Fischer, Edmond Henri (1920-) is an American biochemist who made important discoveries about how cell proteins regulate muscle contractions. He and his colleague Edwin Gerhard Krebs shared the 1992 Nobel Prize in physiology or medicine for their discoveries. Fischer's and Krebs's findings have led to better understanding the mechanisms of diseases such as cancer and diabetes. They have also helped researchers develop drugs that make it less likely that the body will reject an organ after a transplant.

Fischer was born in Shanghai, China. His father was the publisher of a French-language newspaper in China. When Edmond was 7 years old, his parents sent him to boarding school in Switzerland, and he completed his education in that country. Fischer graduated from the University of Geneva with degrees in biology and chemistry and earned a Ph.D. degree in chemistry there in 1947. For the next several years, he devoted himself to research in organic chemistry, supported by research grants.

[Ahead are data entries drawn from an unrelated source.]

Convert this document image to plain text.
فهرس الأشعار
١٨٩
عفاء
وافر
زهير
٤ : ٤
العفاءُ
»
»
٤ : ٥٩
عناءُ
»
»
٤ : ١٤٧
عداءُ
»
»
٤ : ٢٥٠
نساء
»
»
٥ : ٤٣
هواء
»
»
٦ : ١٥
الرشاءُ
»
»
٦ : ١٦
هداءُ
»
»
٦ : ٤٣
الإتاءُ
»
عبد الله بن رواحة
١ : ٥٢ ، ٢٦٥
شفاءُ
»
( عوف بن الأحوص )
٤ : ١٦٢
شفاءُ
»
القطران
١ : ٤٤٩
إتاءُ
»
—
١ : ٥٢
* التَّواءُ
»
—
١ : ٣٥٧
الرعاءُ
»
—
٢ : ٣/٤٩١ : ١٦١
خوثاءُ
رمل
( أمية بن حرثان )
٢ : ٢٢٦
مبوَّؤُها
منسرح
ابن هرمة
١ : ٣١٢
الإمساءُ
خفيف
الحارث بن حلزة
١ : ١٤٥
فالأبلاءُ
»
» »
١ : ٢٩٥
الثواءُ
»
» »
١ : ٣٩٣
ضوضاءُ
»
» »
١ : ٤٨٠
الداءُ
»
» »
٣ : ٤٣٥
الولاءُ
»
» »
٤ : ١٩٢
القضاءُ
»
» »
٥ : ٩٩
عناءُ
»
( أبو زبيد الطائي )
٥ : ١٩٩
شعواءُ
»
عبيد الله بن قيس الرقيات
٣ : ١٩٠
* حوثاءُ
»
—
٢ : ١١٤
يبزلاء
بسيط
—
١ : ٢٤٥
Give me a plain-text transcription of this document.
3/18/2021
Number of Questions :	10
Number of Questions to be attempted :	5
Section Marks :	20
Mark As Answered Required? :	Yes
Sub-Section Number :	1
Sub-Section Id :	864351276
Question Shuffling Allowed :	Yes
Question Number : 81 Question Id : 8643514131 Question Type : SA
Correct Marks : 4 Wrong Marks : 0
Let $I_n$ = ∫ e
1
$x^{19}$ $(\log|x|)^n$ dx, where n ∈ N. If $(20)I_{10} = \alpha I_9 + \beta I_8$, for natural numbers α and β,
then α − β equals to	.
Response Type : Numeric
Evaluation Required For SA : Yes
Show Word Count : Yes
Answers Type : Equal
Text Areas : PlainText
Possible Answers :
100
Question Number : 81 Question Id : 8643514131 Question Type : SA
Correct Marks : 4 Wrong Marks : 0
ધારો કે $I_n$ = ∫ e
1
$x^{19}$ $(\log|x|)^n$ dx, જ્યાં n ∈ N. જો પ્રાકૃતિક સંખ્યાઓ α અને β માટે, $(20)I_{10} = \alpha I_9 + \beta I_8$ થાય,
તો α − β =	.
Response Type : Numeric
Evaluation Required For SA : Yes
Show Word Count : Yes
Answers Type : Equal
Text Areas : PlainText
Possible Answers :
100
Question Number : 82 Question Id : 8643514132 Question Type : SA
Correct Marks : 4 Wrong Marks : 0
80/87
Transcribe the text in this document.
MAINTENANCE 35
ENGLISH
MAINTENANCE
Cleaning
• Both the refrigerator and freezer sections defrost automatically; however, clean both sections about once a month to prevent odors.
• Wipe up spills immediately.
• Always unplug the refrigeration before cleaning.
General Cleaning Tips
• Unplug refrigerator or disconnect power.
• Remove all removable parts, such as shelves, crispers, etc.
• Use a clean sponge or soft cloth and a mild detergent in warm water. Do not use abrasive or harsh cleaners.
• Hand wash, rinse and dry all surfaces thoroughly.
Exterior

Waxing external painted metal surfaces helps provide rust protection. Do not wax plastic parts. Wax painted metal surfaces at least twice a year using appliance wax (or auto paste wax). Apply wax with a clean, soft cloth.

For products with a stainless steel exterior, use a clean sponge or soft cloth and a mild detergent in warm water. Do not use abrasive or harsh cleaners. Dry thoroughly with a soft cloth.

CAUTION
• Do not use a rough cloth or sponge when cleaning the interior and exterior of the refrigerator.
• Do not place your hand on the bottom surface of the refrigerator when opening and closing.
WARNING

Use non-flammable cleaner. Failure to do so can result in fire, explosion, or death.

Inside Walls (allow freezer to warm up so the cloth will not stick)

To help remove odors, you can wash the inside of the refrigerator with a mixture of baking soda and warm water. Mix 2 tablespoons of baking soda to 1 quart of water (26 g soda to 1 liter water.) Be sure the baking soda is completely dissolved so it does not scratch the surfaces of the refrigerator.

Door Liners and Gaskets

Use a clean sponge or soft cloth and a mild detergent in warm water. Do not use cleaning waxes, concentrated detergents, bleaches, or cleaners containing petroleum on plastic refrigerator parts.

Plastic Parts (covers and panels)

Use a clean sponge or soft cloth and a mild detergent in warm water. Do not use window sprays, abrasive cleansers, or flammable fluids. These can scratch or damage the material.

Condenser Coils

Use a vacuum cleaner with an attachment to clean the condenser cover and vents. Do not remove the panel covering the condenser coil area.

In 1953, Fischer went to the United States to do research in biology at the California Institute of Technology. Later that year, he moved to the Department of Biochemistry at the University of Washington to teach and conduct research. Krebs was already on the faculty, and in 1954, the two scientists began the work that eventually won the Nobel Prize. They studied the biochemistry of muscle contractions, which take place when a muscle enzyme called phosphorylase is activated. Phosphorylase releases stored energy and causes the muscle to contract. Fischer and Krebs found that phosphorylase is switched on by another enzyme, one of a group of proteins known as protein kinases. This switching process is known as protein phosphorylation.

Fischer eventually became a United States citizen.